Sawtooth 2012 what's in a label

  • 1. What’s in a Label? Business value of “soft” vs “hard” cluster ensembles solutions-2 Nicole Huyghe & Anita Prinzie
  • 2. Answers the who and the why
  • 3. Theme 1 Theme 2 Theme 3 ... Theme 9 Theme 10 Cluster Ensemble
  • 5. Stability Integrity Accuracy Size
  • 6. Stability Similarity Index (Lange et al, 2004) indicates the percentage of pairs of observations that belong to the same cluster in both clustering C and clustering C’.
  • 7. Cluster Integrity – Heterogeneity Total separation of clusters: based on the distance between cluster centers
  • 8. Cluster Integrity - Homogeneity Scatter (compactness): average ratio of the cluster variance to the variance of the dataset.
  • 9. Accuracy Reality Prediction 5 5 6 4 6 4 2 1 2 1 3 7 7 3 8 8 9 9 Adjusted Rand Index (Hubert and Arabie, 1985): level of agreement between the predicted segment and the real segment correcting for the expected level of agreement.
  • 10. Size Uniformity deviation: average deviation from each segment from uniform segment size (1/number of segments).

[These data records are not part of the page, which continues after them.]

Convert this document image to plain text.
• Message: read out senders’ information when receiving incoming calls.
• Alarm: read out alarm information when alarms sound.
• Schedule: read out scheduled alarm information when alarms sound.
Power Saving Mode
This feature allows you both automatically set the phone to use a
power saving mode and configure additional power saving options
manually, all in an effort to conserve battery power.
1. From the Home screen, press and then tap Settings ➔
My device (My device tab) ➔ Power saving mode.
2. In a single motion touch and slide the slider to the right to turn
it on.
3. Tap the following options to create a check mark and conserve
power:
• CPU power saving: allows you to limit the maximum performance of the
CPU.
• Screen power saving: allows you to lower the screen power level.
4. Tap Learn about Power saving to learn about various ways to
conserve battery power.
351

  • 12. Stability Heterogeneity H>S H>S Accuracy Homogeneity S>H H>S H>S S>H S>H
  • 13. LC gives smaller segments Rheumatism Soft LC Soft CCEA Hard LC Hard CCEA Software journey Osteoporosis Soft LC Soft CCEA Hard LC Hard CCEA
  • 15. Fixed Factors x 10 100 100 100 100
  • 16.
  • 17. Stability: SOFT is better High confidence Low confidence Sim. Index soft > hard Sim. Index hard > soft Strong Weak similarity similarity
  • 18. Homogeneity: SOFT is better Scatter hard > soft High confidence Low confidence Strong Weak similarity similarity
  • 19. Heterogeneity: Hard is better High confidence Low confidence Tot. Sep. soft > hard Strong Weak similarity similarity
  • 20. Size: Hard is better High confidence Low confidence Uni. dev. soft > hard Strong Weak similarity similarity
  • 22. Anita Prinzie, Nicole Huyghe anita@solutions2.be www.solutions2.be do we cause risingquestions
  • 23. References • Fred and Jain, Combining Multiple Clustering using Evidence Accumulation (2005), IEEE Transactions on Pattern analysis and Machine Intelligence, 27(6), 835-850. • Lange, T., Roth., V., Braun L. And Buhmann J.M. (2004) , Stability- based validation of Clustering Solutions, Neural Computation, 16, 1299-1323. • Haldiki, M.,Vazirgiannis M. and Batistakis, Y. (2000), Quality Scheme Assessment in the Clustering Process, Proc. Of the 4th European Conference on Principles of Data Mining and Knowledge Discovery, 265-276. • Hubert, L. And Arabie, P. (1985) Comparing partitions, Journal of Classification, 193-218. • Nieweglowski, L., CLV package (2007), R software. • Martin, A., Quinn, K.M. And Park, J.H., Markov Chain Monte Carlo Package (MCMCpack) (2003-2012), R software.